In mid-November, Treasury Secretary Henry Paulson stunned Congress and Wall Street by announcing that the department had suspended plans to buy up troubled mortgage-backed investments. Paulson said the money would be better deployed to shore up bank assets. But critics say the plan was unworkable from the beginning.

“What the Treasury secretary and the other regulators thought was, ‘Hey, we’re the government: We’re going to tell these investors they’ve got to cooperate and do this,” said John Taylor, president of the National Community Reinvestment Coalition, which has been working on foreclosure relief efforts for the past year. “Well guess who blinked first? It was the government. Because the investors said, ‘The heck with you. We’ll wait until we get a better offer.”

Last month, the FDIC floated a plan modify some 2.2 million loans by sharing losses with mortgage companies that agree to refinance home loans. Bair estimates the plan would cost about $25 billion, to be paid from the Treasury's $700 billion bailout fund. Paulson has opposed the plan — the two sparred last month at a Congressional hearing — on the grounds that Bair’s plan would use bailout funds as a “subsidy, or spending, program."

"The TARP was investment, not spending," Paulson said.

Bair’s plan also would pay mortgage servicers $1,000 for each loan they modify, overcoming another roadblock to loan modification. In some cases, loan servicers are paid more to manage a mortgage in foreclosure than they get for collecting payments from a performing loan.

But it remains to be seen how quickly Bair’s plan could be implemented and how wide an impact it would have. Some housing advocates believe Congress should reconsider a more sweeping proposal that was voted down in early versions of this summer’s housing relief bill — a change in the bankruptcy law to allow judges to modify loans from the bench.

Under current bankruptcy law, a mortgage on a primary residence is the only form of debt off limits to a bankruptcy judge; the terms of car loan or the mortgage on a second home, for example, can be modified as part of a personal bankruptcy filing.

Proponents of the letting bankruptcy judges modify mortgages say it would bring immediate results. Because lenders and servicers would have more incentive to renegotiate new mortgage terms, homeowners might not even have to file for bankruptcy. Just the threat of a filing could speed up loan modifications, they say.

The lending industry, with strong support on Capitol Hill, has vigorously opposed what it has described as a “cramdown” provision. Lenders argue that the risk of a bankruptcy filing would increase the credit risk of writing new mortgages, making them more costly and difficult to win approval from underwriters.

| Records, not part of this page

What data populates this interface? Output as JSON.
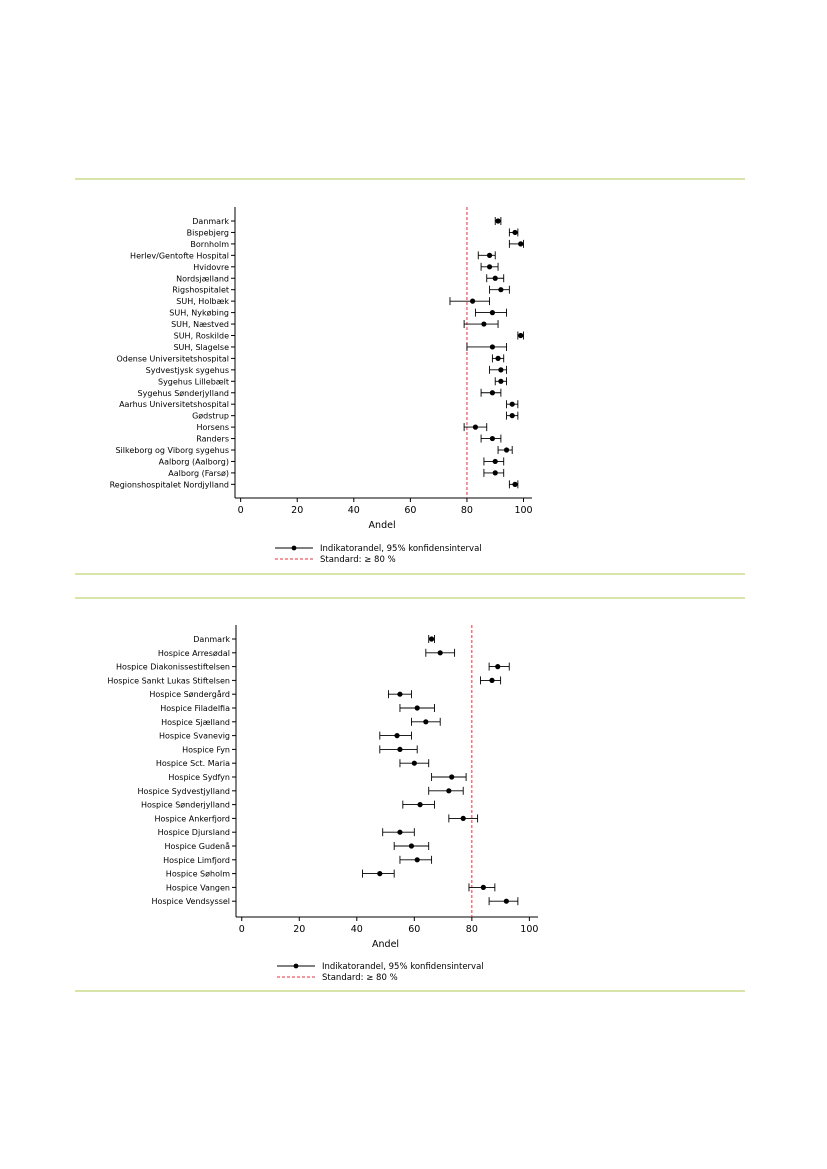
{
  "colors": {
    "rule": "#d7e5a8",
    "standard_line": "#e8313c",
    "marker": "#000000"
  },
  "chart_data": [
    {
      "type": "scatter",
      "style": "forest plot with horizontal error bars",
      "xlabel": "Andel",
      "xlim": [
        -2,
        103
      ],
      "xticks": [
        0,
        20,
        40,
        60,
        80,
        100
      ],
      "standard": 80,
      "grid": false,
      "legend": {
        "placement": "bottom",
        "entries": [
          "Indikatorandel, 95% konfidensinterval",
          "Standard: ≥ 80 %"
        ]
      },
      "categories": [
        "Danmark",
        "Bispebjerg",
        "Bornholm",
        "Herlev/Gentofte Hospital",
        "Hvidovre",
        "Nordsjælland",
        "Rigshospitalet",
        "SUH, Holbæk",
        "SUH, Nykøbing",
        "SUH, Næstved",
        "SUH, Roskilde",
        "SUH, Slagelse",
        "Odense Universitetshospital",
        "Sydvestjysk sygehus",
        "Sygehus Lillebælt",
        "Sygehus Sønderjylland",
        "Aarhus Universitetshospital",
        "Gødstrup",
        "Horsens",
        "Randers",
        "Silkeborg og Viborg sygehus",
        "Aalborg (Aalborg)",
        "Aalborg (Farsø)",
        "Regionshospitalet Nordjylland"
      ],
      "values": [
        91,
        97,
        99,
        88,
        88,
        90,
        92,
        82,
        89,
        86,
        99,
        89,
        91,
        92,
        92,
        89,
        96,
        96,
        83,
        89,
        94,
        90,
        90,
        97
      ],
      "ci_low": [
        90,
        95,
        95,
        84,
        85,
        87,
        88,
        74,
        83,
        79,
        98,
        80,
        89,
        88,
        90,
        85,
        94,
        94,
        79,
        85,
        91,
        86,
        86,
        95
      ],
      "ci_high": [
        92,
        98,
        100,
        90,
        91,
        93,
        95,
        88,
        94,
        91,
        100,
        94,
        93,
        94,
        94,
        92,
        98,
        98,
        87,
        92,
        96,
        93,
        93,
        98
      ]
    },
    {
      "type": "scatter",
      "style": "forest plot with horizontal error bars",
      "xlabel": "Andel",
      "xlim": [
        -2,
        103
      ],
      "xticks": [
        0,
        20,
        40,
        60,
        80,
        100
      ],
      "standard": 80,
      "grid": false,
      "legend": {
        "placement": "bottom",
        "entries": [
          "Indikatorandel, 95% konfidensinterval",
          "Standard: ≥ 80 %"
        ]
      },
      "categories": [
        "Danmark",
        "Hospice Arresødal",
        "Hospice Diakonissestiftelsen",
        "Hospice Sankt Lukas Stiftelsen",
        "Hospice Søndergård",
        "Hospice Filadelfia",
        "Hospice Sjælland",
        "Hospice Svanevig",
        "Hospice Fyn",
        "Hospice Sct. Maria",
        "Hospice Sydfyn",
        "Hospice Sydvestjylland",
        "Hospice Sønderjylland",
        "Hospice Ankerfjord",
        "Hospice Djursland",
        "Hospice Gudenå",
        "Hospice Limfjord",
        "Hospice Søholm",
        "Hospice Vangen",
        "Hospice Vendsyssel"
      ],
      "values": [
        66,
        69,
        89,
        87,
        55,
        61,
        64,
        54,
        55,
        60,
        73,
        72,
        62,
        77,
        55,
        59,
        61,
        48,
        84,
        92
      ],
      "ci_low": [
        65,
        64,
        86,
        83,
        51,
        55,
        59,
        48,
        48,
        55,
        66,
        65,
        56,
        72,
        49,
        53,
        55,
        42,
        79,
        86
      ],
      "ci_high": [
        67,
        74,
        93,
        90,
        59,
        67,
        69,
        59,
        61,
        65,
        78,
        77,
        67,
        82,
        60,
        65,
        66,
        53,
        88,
        96
      ]
    }
  ]
}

But proponents argue that lenders are already dealing with that risk and pricing it into the cost of new loans. And if they aren’t taking that credit risk into account, they should be, according to Georgetown University law professor Adam Levitin, who specializes in bankruptcy law.

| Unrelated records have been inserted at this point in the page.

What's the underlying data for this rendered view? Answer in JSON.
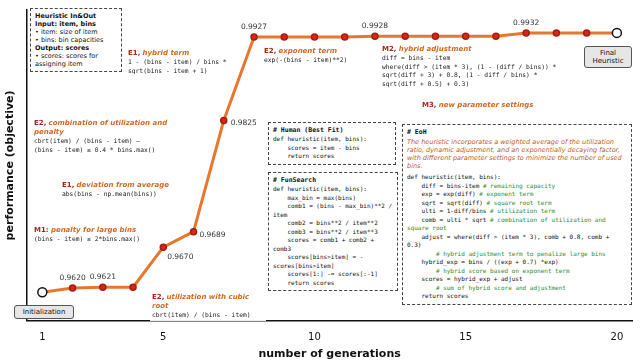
{
  "chart_data": {
    "type": "line",
    "x_label": "number of generations",
    "y_label": "performance (objective)",
    "x": [
      1,
      2,
      3,
      4,
      5,
      6,
      7,
      8,
      9,
      10,
      11,
      12,
      13,
      14,
      15,
      16,
      17,
      18,
      19,
      20
    ],
    "values": [
      0.9615,
      0.962,
      0.9621,
      0.9621,
      0.967,
      0.9689,
      0.9825,
      0.9927,
      0.9927,
      0.9927,
      0.9927,
      0.9928,
      0.9928,
      0.9928,
      0.9928,
      0.9928,
      0.9932,
      0.9932,
      0.9932,
      0.9932
    ],
    "value_labels": [
      null,
      "0.9620",
      "0.9621",
      null,
      "0.9670",
      "0.9689",
      "0.9825",
      "0.9927",
      null,
      null,
      null,
      "0.9928",
      null,
      null,
      null,
      null,
      "0.9932",
      null,
      null,
      null
    ],
    "color": "#e8772e",
    "marker": "circle",
    "xlim": [
      0.5,
      20.5
    ],
    "xticks": [
      1,
      5,
      10,
      15,
      20
    ],
    "ylim": [
      0.958,
      0.996
    ],
    "tick_labels": "x",
    "grid": false,
    "start_label": "Initialization",
    "end_label": "Final Heuristic",
    "annotations": [
      {
        "tag": "M1:",
        "title": "penalty for large bins",
        "code": [
          "(bins - item) ≤ 2*bins.max()"
        ]
      },
      {
        "tag": "E2,",
        "title": "utilization with cubic root",
        "code": [
          "cbrt(item) / (bins - item)"
        ]
      },
      {
        "tag": "E1,",
        "title": "deviation from average",
        "code": [
          "abs(bins - np.mean(bins))"
        ]
      },
      {
        "tag": "E2,",
        "title": "combination of utilization and penalty",
        "code": [
          "cbrt(item) / (bins - item) –",
          "(bins - item) ≤ 0.4 * bins.max()"
        ]
      },
      {
        "tag": "E1,",
        "title": "hybrid term",
        "code": [
          "1 - (bins - item) / bins *",
          "sqrt(bins - item + 1)"
        ]
      },
      {
        "tag": "E2,",
        "title": "exponent term",
        "code": [
          "exp(-(bins - item)**2)"
        ]
      },
      {
        "tag": "M2,",
        "title": "hybrid adjustment",
        "code": [
          "diff = bins - item",
          "where(diff > (item * 3), (1 - (diff / bins)) *",
          "sqrt(diff + 3) + 0.8, (1 - diff / bins) *",
          "sqrt(diff + 0.5) + 0.3)"
        ]
      },
      {
        "tag": "M3,",
        "title": "new parameter settings",
        "code": []
      }
    ],
    "in_out": {
      "title": "Heuristic In&Out",
      "lines": [
        "Input: item, bins",
        "• item: size of item",
        "• bins: bin capacities",
        "Output: scores",
        "• scores: scores for assigning item"
      ]
    },
    "human": {
      "title": "# Human (Best Fit)",
      "code": [
        "def heuristic(item, bins):",
        "    scores = item - bins",
        "    return scores"
      ]
    },
    "funsearch": {
      "title": "# FunSearch",
      "code": [
        "def heuristic(item, bins):",
        "    max_bin = max(bins)",
        "    comb1 = (bins - max_bin)**2 / item",
        "    comb2 = bins**2 / item**2",
        "    comb3 = bins**2 / item**3",
        "    scores = comb1 + comb2 + comb3",
        "    scores[bins>item] = -scores[bins>item]",
        "    scores[1:] -= scores[:-1]",
        "    return scores"
      ]
    },
    "eoh": {
      "title": "# EoH",
      "description": "The heuristic incorporates a weighted average of the utilization ratio, dynamic adjustment, and an exponentially decaying factor, with different parameter settings to minimize the number of used bins.",
      "code": [
        {
          "code": "def heuristic(item, bins):"
        },
        {
          "code": "    diff = bins-item",
          "comment": "# remaining capacity"
        },
        {
          "code": "    exp = exp(diff)",
          "comment": "# exponent term"
        },
        {
          "code": "    sqrt = sqrt(diff)",
          "comment": "# square root term"
        },
        {
          "code": "    ulti = 1-diff/bins",
          "comment": "# utilization term"
        },
        {
          "code": "    comb = ulti * sqrt",
          "comment": "# combination of utilization and square root"
        },
        {
          "code": "    adjust = where(diff > (item * 3), comb + 0.8, comb + 0.3)"
        },
        {
          "comment": "        # hybrid adjustment term to penalize large bins"
        },
        {
          "code": "    hybrid_exp = bins / ((exp + 0.7) *exp)"
        },
        {
          "comment": "        # hybrid score based on exponent term"
        },
        {
          "code": "    scores = hybrid_exp + adjust"
        },
        {
          "comment": "        # sum of hybrid score and adjustment"
        },
        {
          "code": "    return scores"
        }
      ]
    }
  }
}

“Had that been the case, we never would have gotten into this mess,” he said. “Bankruptcy has a strange effect. When creditors have to take into account bankruptcy risk they have to take into account credit risk. When they think there’s no bankruptcy risk, they stop paying attention to credit risk. This can help correct against that.”

Doing the math The debate over direct government aid to homeowners and more aggressive measures like bankruptcy cramdowns will likely get a boost from growing evidence that a continued rise in foreclosures would likely prolong and deepen the ongoing recession.

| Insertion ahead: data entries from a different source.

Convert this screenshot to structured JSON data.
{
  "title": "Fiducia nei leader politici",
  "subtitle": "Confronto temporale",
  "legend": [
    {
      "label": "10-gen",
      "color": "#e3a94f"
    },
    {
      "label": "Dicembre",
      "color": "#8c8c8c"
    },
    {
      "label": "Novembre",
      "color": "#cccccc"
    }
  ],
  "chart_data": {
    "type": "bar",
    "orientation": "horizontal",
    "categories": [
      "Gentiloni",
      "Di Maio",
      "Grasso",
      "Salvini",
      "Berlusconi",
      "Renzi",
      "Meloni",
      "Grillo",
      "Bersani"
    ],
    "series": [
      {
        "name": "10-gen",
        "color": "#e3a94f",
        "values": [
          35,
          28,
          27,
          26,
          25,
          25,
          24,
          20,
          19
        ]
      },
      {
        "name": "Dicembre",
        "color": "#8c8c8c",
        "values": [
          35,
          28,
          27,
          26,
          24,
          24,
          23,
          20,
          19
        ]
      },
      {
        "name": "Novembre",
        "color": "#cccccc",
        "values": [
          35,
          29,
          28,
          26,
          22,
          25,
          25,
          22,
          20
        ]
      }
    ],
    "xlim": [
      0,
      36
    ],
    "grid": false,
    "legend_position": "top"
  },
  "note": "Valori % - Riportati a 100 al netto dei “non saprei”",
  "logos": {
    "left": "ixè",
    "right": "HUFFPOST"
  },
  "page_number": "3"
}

“The cost to the taxpayer and to the economy may be greater if you don’t do something,” said Mark Zandi, chief economist at Moody’s Economy.com. “If I spend $40 billion and give it to the homeowners, am I going to save more than $40 billion in tax revenue because of the benefit to the economy?”

That kind of math will likely frame the debate when Obama is inaugurated and the 111th Congress returns after its holiday recess. Proponents of more comprehensive homeowner relief note that these efforts may continue to face opposition.But some are hopeful that new programs could begin to turn the tide on foreclosures and help stabilize the housing market and the economy.

“It’s not rocket science at this point; we all know what the hurdles are,” said Taylor. “We can all lose more money together, or we can try to resolve this.”